Rystad projects that Permian gas production will see a rapid boost even in a relatively low $45-$50 barrel WTI price environment. “In the short term, the reactivation of curtailments is expected to push basinwide gas output back to 11.4 billion cubic feet a day in September, although further growth may be delayed until mid-2021, when activity is expected to recover substantially,” says Artem Abramov, the company’s head of shale research.
Regardless, gas output in the Permian is anticipated returning to record levels by late-2021, reaching 16 Bcf/d by the end of 2023. While still significant growth, Abramov notes that this represents a downward revision of 2 Bcf/d compared to Rystad’s forecast prior to the COVID-19 pandemic (Figure 2).
“There has been limited news flow on the development of new gas pipelines in recent months, but we remain confident that both the Permian Highway Pipeline, which originally announced an in-service date of first-quarter 2021, and the Whistler project, which announced an in-service date of third-quarter 2021, are both moving ahead,” he states.
Both pipelines are designed to ship Permian gas to the Gulf Coast. The 430-mile, 42-inch Permian Highway has a transportation capacity of 2.1 Bcf/d. The 450-mile, 42-inch Whistler system has capacity of 2 Bcf/d.

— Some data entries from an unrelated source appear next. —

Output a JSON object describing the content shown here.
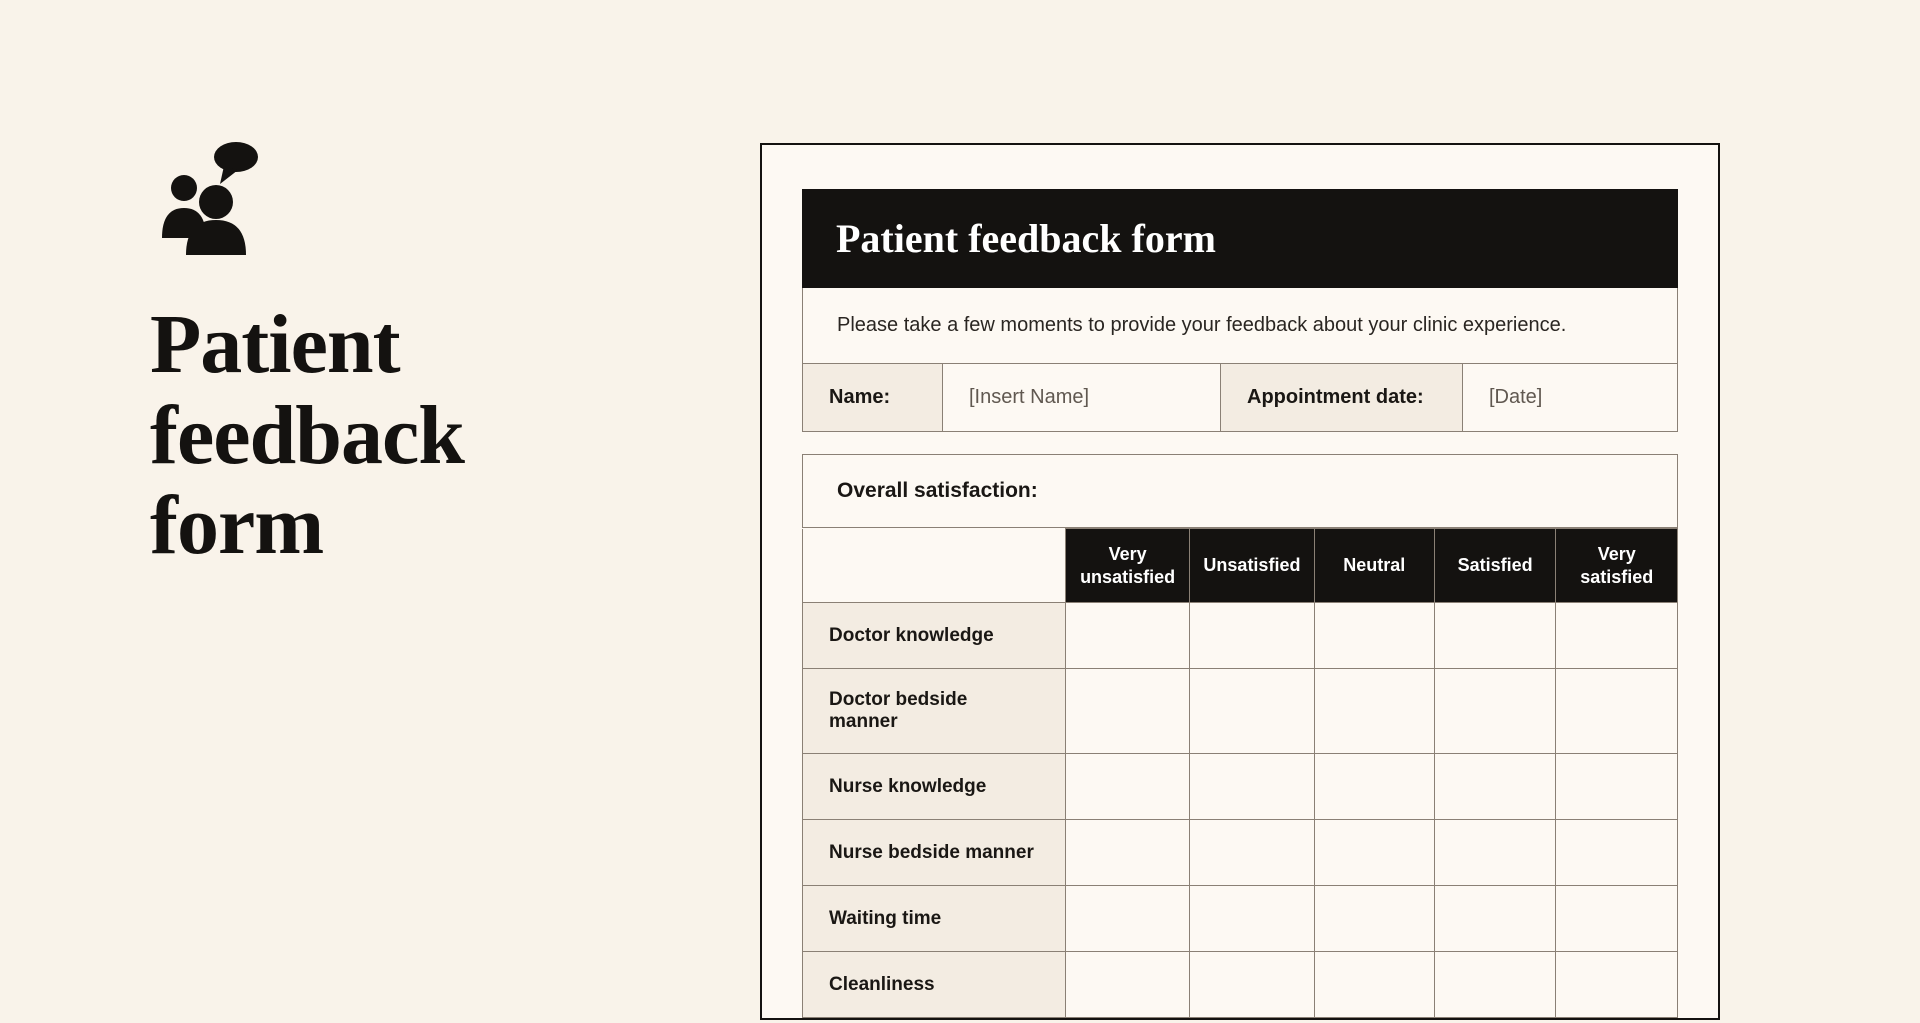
{
  "left": {
    "title": "Patient feedback form"
  },
  "form": {
    "header": "Patient feedback form",
    "intro": "Please take a few moments to provide your feedback about your clinic experience.",
    "fields": {
      "name_label": "Name:",
      "name_value": "[Insert Name]",
      "date_label": "Appointment date:",
      "date_value": "[Date]"
    },
    "section_title": "Overall satisfaction:",
    "rating_columns": [
      "Very unsatisfied",
      "Unsatisfied",
      "Neutral",
      "Satisfied",
      "Very satisfied"
    ],
    "rating_rows": [
      "Doctor knowledge",
      "Doctor bedside manner",
      "Nurse knowledge",
      "Nurse bedside manner",
      "Waiting time",
      "Cleanliness"
    ]
  }
}
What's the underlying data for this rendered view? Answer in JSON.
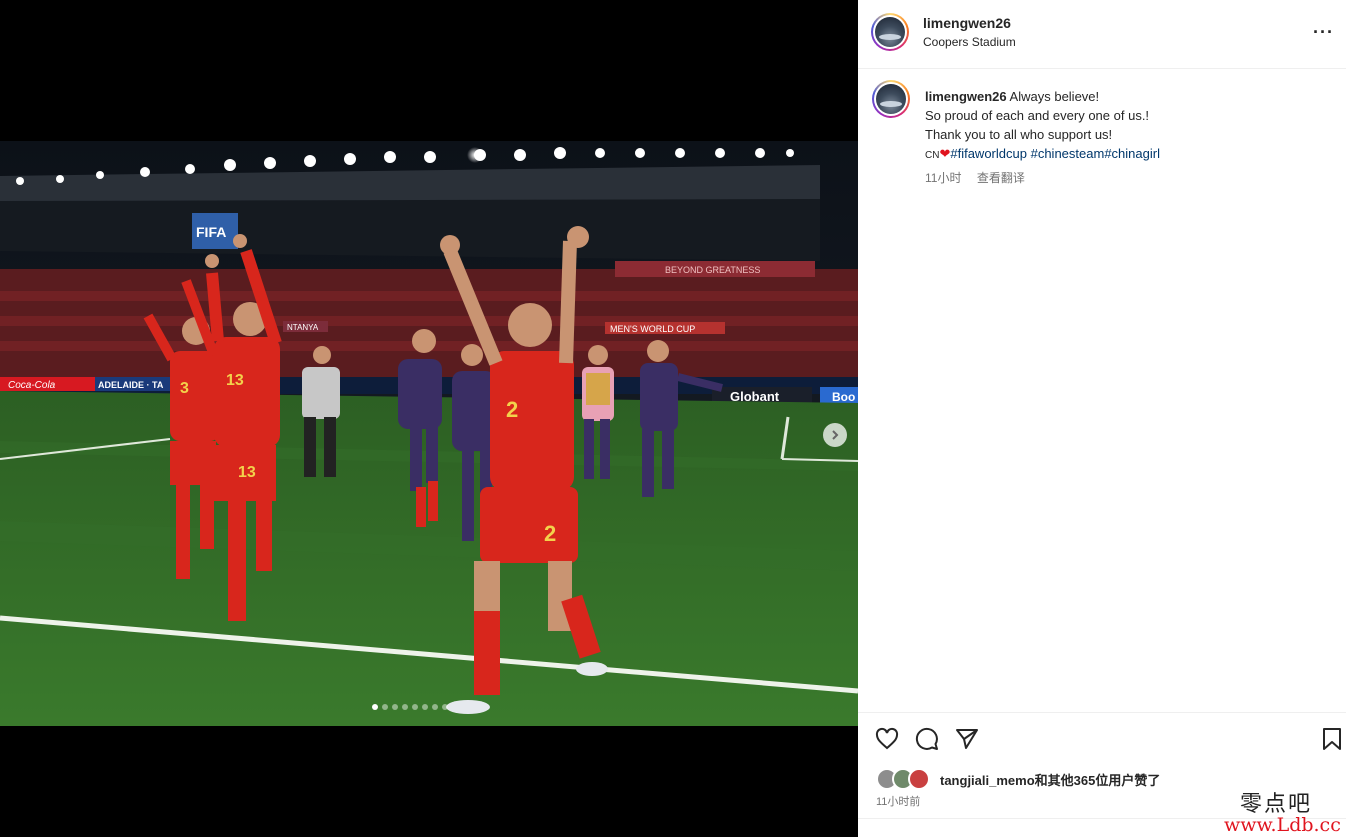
{
  "post": {
    "username": "limengwen26",
    "location": "Coopers Stadium",
    "more_label": "···"
  },
  "caption": {
    "username": "limengwen26",
    "line1": "Always believe!",
    "line2": "So proud of each and every one of us.!",
    "line3": "Thank you to all who support us!",
    "flag_text": "CN",
    "heart": "❤",
    "hashtags": [
      "#fifaworldcup",
      "#chinesteam",
      "#chinagirl"
    ],
    "time": "11小时",
    "translate": "查看翻译"
  },
  "media": {
    "slide_count": 8,
    "active_slide": 1,
    "signage": {
      "fifa": "FIFA",
      "coca_cola": "Coca-Cola",
      "adelaide": "ADELAIDE · TA",
      "globant": "Globant",
      "boo": "Boo",
      "womens_world_cup": "MEN'S WORLD CUP",
      "beyond": "BEYOND GREATNESS",
      "ntanya": "NTANYA"
    }
  },
  "footer": {
    "likes_text": "tangjiali_memo和其他365位用户赞了",
    "time": "11小时前"
  },
  "watermark": {
    "cn": "零点吧",
    "url": "www.Ldb.cc"
  },
  "colors": {
    "hashtag": "#00376b",
    "secondary": "#737373",
    "jersey_red": "#d8261c",
    "pitch": "#2f6a25"
  }
}
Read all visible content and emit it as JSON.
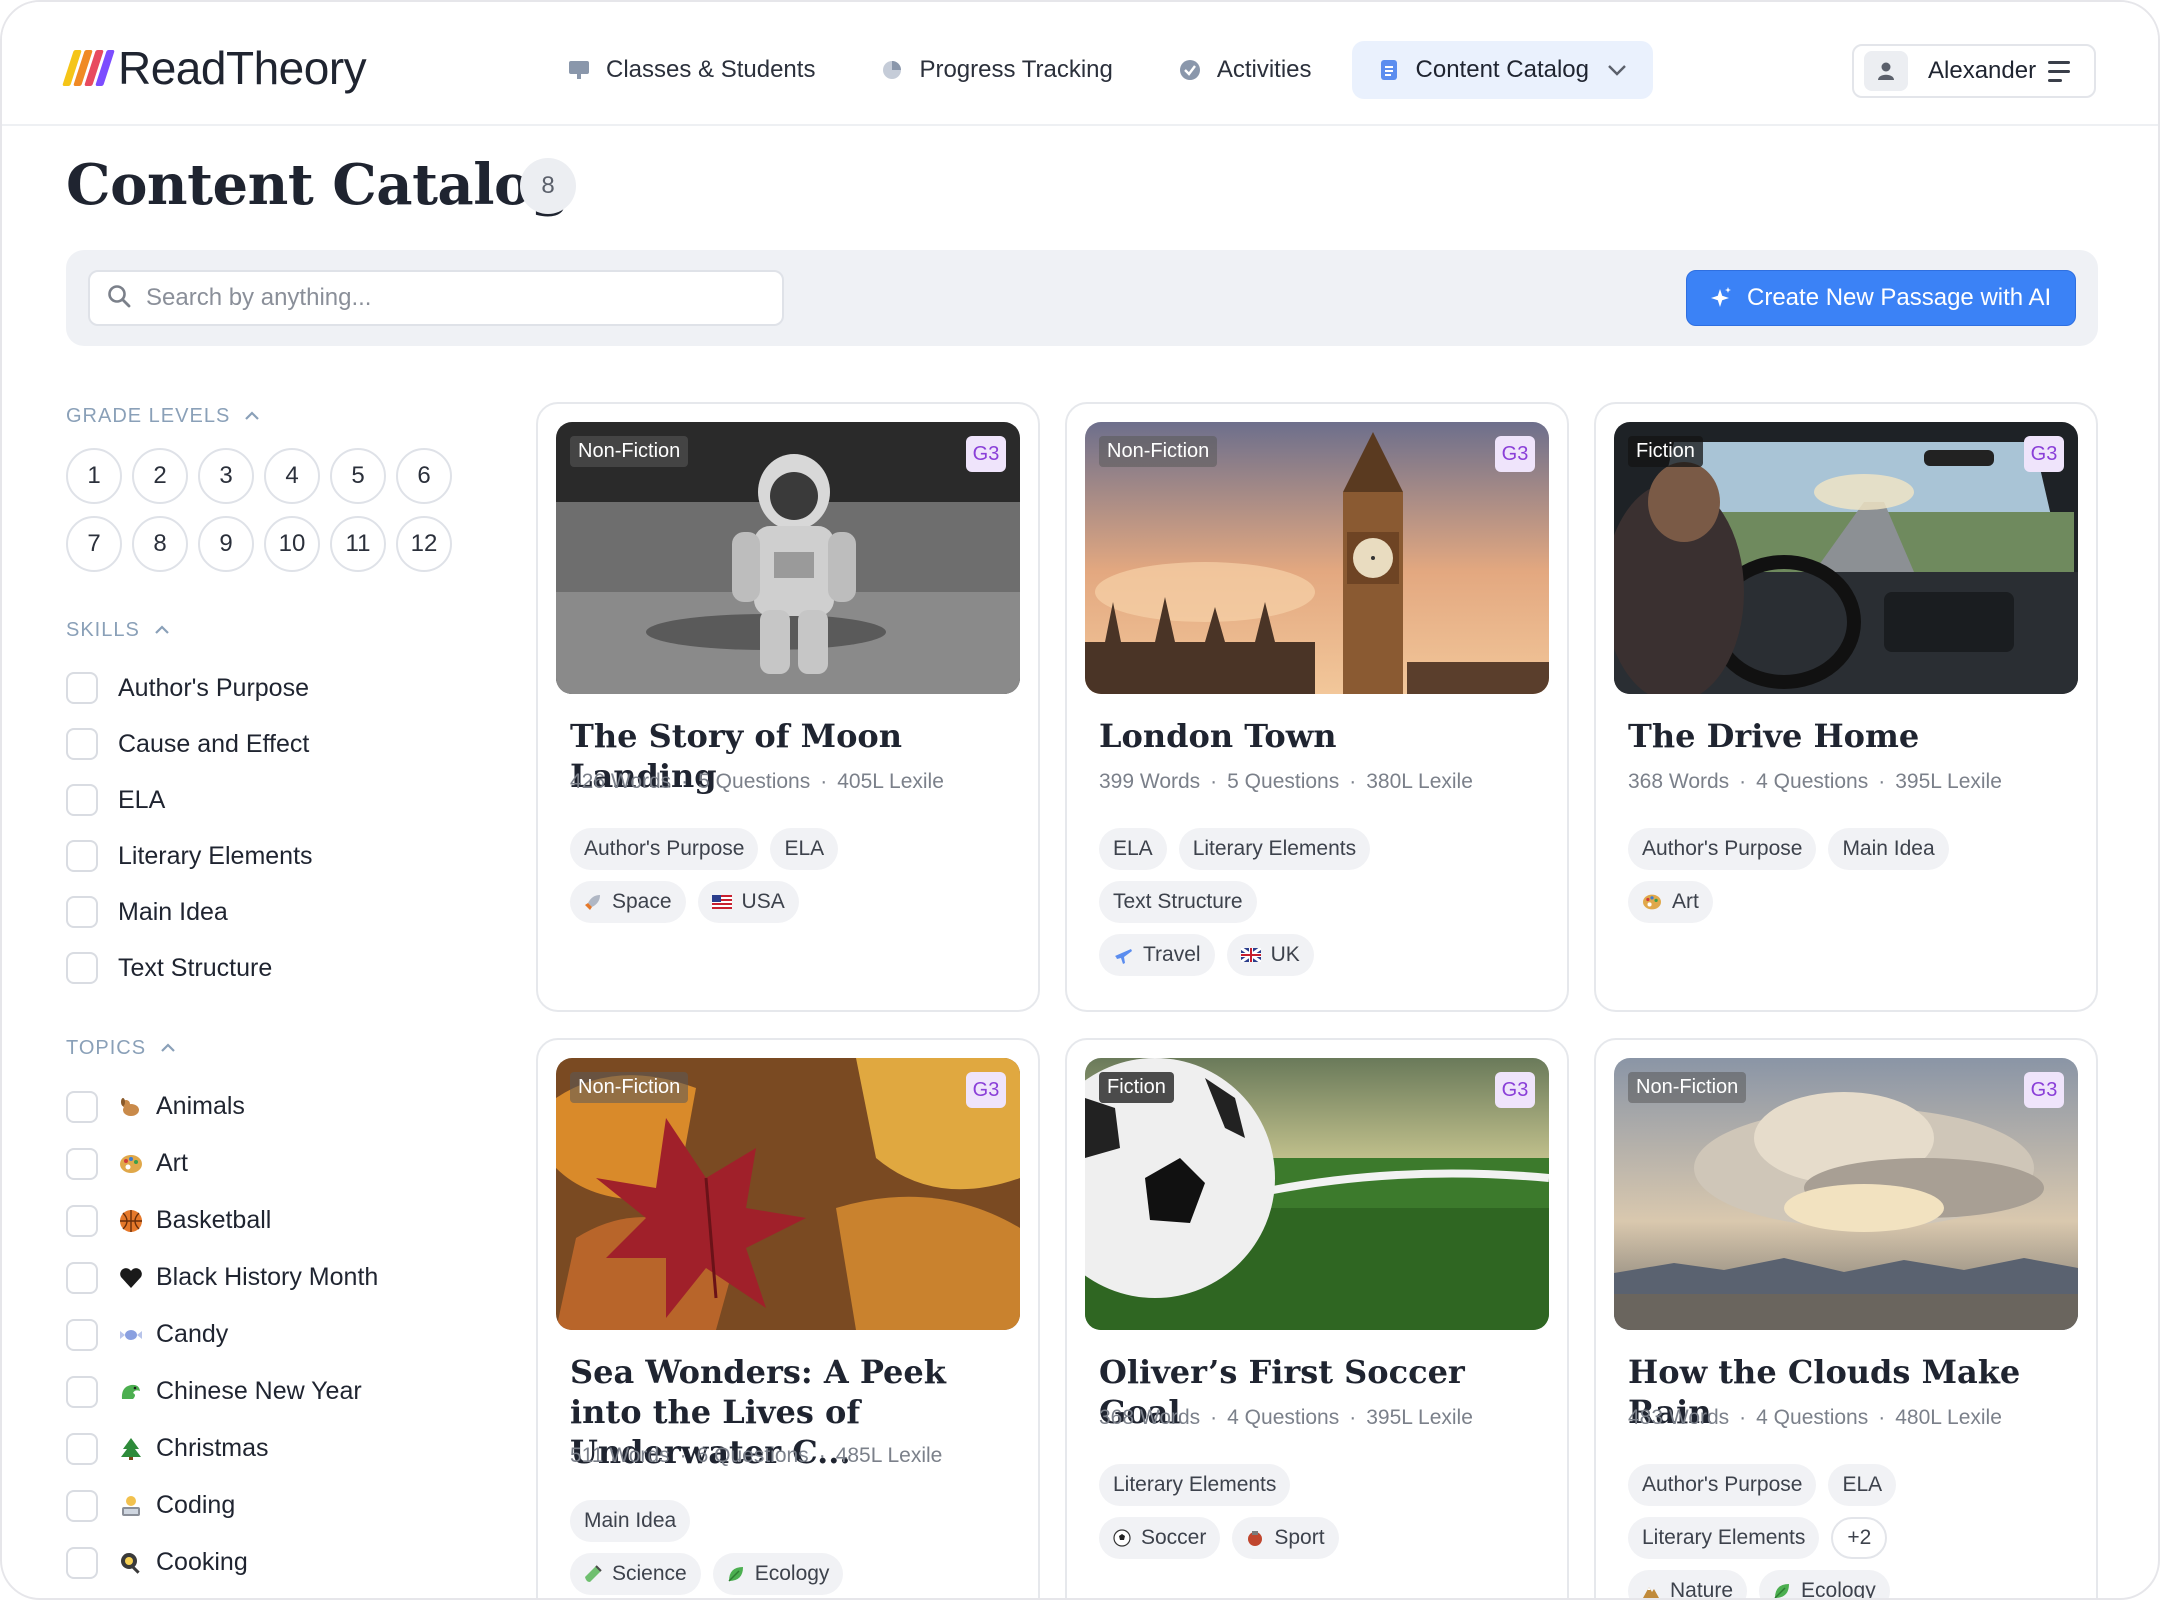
{
  "app": {
    "logo_text": "ReadTheory",
    "logo_colors": [
      "#f5c518",
      "#f08a24",
      "#e84a5f",
      "#7c4dff"
    ]
  },
  "nav": {
    "items": [
      {
        "label": "Classes & Students",
        "icon": "classroom-icon"
      },
      {
        "label": "Progress Tracking",
        "icon": "pie-chart-icon"
      },
      {
        "label": "Activities",
        "icon": "check-circle-icon"
      },
      {
        "label": "Content Catalog",
        "icon": "document-icon",
        "active": true
      }
    ],
    "accent": "#eaf1fd"
  },
  "user": {
    "name": "Alexander"
  },
  "page": {
    "title": "Content Catalog",
    "count": "8"
  },
  "search": {
    "placeholder": "Search by anything..."
  },
  "ai_button": {
    "label": "Create New Passage with AI",
    "color": "#3b82f6"
  },
  "filters": {
    "grade_levels": {
      "title": "GRADE LEVELS",
      "grades": [
        "1",
        "2",
        "3",
        "4",
        "5",
        "6",
        "7",
        "8",
        "9",
        "10",
        "11",
        "12"
      ]
    },
    "skills": {
      "title": "SKILLS",
      "items": [
        "Author's Purpose",
        "Cause and Effect",
        "ELA",
        "Literary Elements",
        "Main Idea",
        "Text Structure"
      ]
    },
    "topics": {
      "title": "TOPICS",
      "items": [
        {
          "label": "Animals",
          "icon": "dog-icon"
        },
        {
          "label": "Art",
          "icon": "palette-icon"
        },
        {
          "label": "Basketball",
          "icon": "basketball-icon"
        },
        {
          "label": "Black History Month",
          "icon": "black-heart-icon"
        },
        {
          "label": "Candy",
          "icon": "candy-icon"
        },
        {
          "label": "Chinese New Year",
          "icon": "dragon-icon"
        },
        {
          "label": "Christmas",
          "icon": "christmas-tree-icon"
        },
        {
          "label": "Coding",
          "icon": "technologist-icon"
        },
        {
          "label": "Cooking",
          "icon": "frying-pan-icon"
        }
      ]
    }
  },
  "cards": [
    {
      "genre": "Non-Fiction",
      "grade": "G3",
      "image": "astronaut-moon-photo",
      "title": "The Story of Moon Landing",
      "words": "426 Words",
      "questions": "5 Questions",
      "lexile": "405L Lexile",
      "skill_rows": [
        [
          "Author's Purpose",
          "ELA"
        ]
      ],
      "topic_rows": [
        [
          {
            "label": "Space",
            "icon": "rocket-icon"
          },
          {
            "label": "USA",
            "icon": "us-flag-icon"
          }
        ]
      ]
    },
    {
      "genre": "Non-Fiction",
      "grade": "G3",
      "image": "big-ben-photo",
      "title": "London Town",
      "words": "399 Words",
      "questions": "5 Questions",
      "lexile": "380L Lexile",
      "skill_rows": [
        [
          "ELA",
          "Literary Elements"
        ],
        [
          "Text Structure"
        ]
      ],
      "topic_rows": [
        [
          {
            "label": "Travel",
            "icon": "airplane-icon"
          },
          {
            "label": "UK",
            "icon": "uk-flag-icon"
          }
        ]
      ]
    },
    {
      "genre": "Fiction",
      "grade": "G3",
      "image": "car-interior-photo",
      "title": "The Drive Home",
      "words": "368 Words",
      "questions": "4 Questions",
      "lexile": "395L Lexile",
      "skill_rows": [
        [
          "Author's Purpose",
          "Main Idea"
        ]
      ],
      "topic_rows": [
        [
          {
            "label": "Art",
            "icon": "palette-icon"
          }
        ]
      ]
    },
    {
      "genre": "Non-Fiction",
      "grade": "G3",
      "image": "autumn-leaves-photo",
      "title": "Sea Wonders: A Peek into the Lives of Underwater C...",
      "words": "511 Words",
      "questions": "6 Questions",
      "lexile": "485L Lexile",
      "skill_rows": [
        [
          "Main Idea"
        ]
      ],
      "topic_rows": [
        [
          {
            "label": "Science",
            "icon": "test-tube-icon"
          },
          {
            "label": "Ecology",
            "icon": "leaf-icon"
          }
        ]
      ]
    },
    {
      "genre": "Fiction",
      "grade": "G3",
      "image": "soccer-ball-photo",
      "title": "Oliver’s First Soccer Goal",
      "words": "368 Words",
      "questions": "4 Questions",
      "lexile": "395L Lexile",
      "skill_rows": [
        [
          "Literary Elements"
        ]
      ],
      "topic_rows": [
        [
          {
            "label": "Soccer",
            "icon": "soccer-ball-icon"
          },
          {
            "label": "Sport",
            "icon": "sport-icon"
          }
        ]
      ]
    },
    {
      "genre": "Non-Fiction",
      "grade": "G3",
      "image": "clouds-sky-photo",
      "title": "How the Clouds Make Rain",
      "words": "483 Words",
      "questions": "4 Questions",
      "lexile": "480L Lexile",
      "skill_rows": [
        [
          "Author's Purpose",
          "ELA"
        ],
        [
          "Literary Elements",
          "+2"
        ]
      ],
      "topic_rows": [
        [
          {
            "label": "Nature",
            "icon": "mountain-icon"
          },
          {
            "label": "Ecology",
            "icon": "leaf-icon"
          }
        ]
      ]
    }
  ]
}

For other pipelines, however, serious concerns about feasibility remain and many projects have been delayed or put on hold, Abramov reports. According to an April announcement, the Pecos Trail evaluation is now on hold, and the Permian to Katy pipeline also appears to be inactive, he says, adding, “Tellurian has continued to advertise its future global gas market hub around Driftwood LNG, the Permian Global Access pipeline, but the likelihood of any investment decisions in the short-term remains low from our perspective.”
On paper, the nameplate outbound capacity of all takeaway pipelines with local consumption (assuming the completion of the Permian Highway and Whistler) will reach 17.5 Bcf/d in 2022, enough to accommodate increased gas production in the basin through the mid-2020s. However, the future of utilization rates on Permian-to-Mexico pipelines (Roadrunner, Comanche Trail and Trans-Pecos) remains uncertain, Abramov remarks.
“While the Villa de Reyes-Aguascalientes-Guadalajara pipeline was finally completed and started service in June to northern Mexico and Guadalajara, it might take several quarters (if not years) to see a significant increase in West Texas-to-Mexico exports, relative to the total capacity of outbound pipelines,” he relates.
Regardless of the state of West Texas-to-Mexico exports, however, Rystad concludes there will be a need for new gas takeaway projects from the Permian as early as 2023-24. If these projects are not approved early enough, Abramov suggests the basin might again encounter a situation with insufficient takeaway infrastructure within three or four years.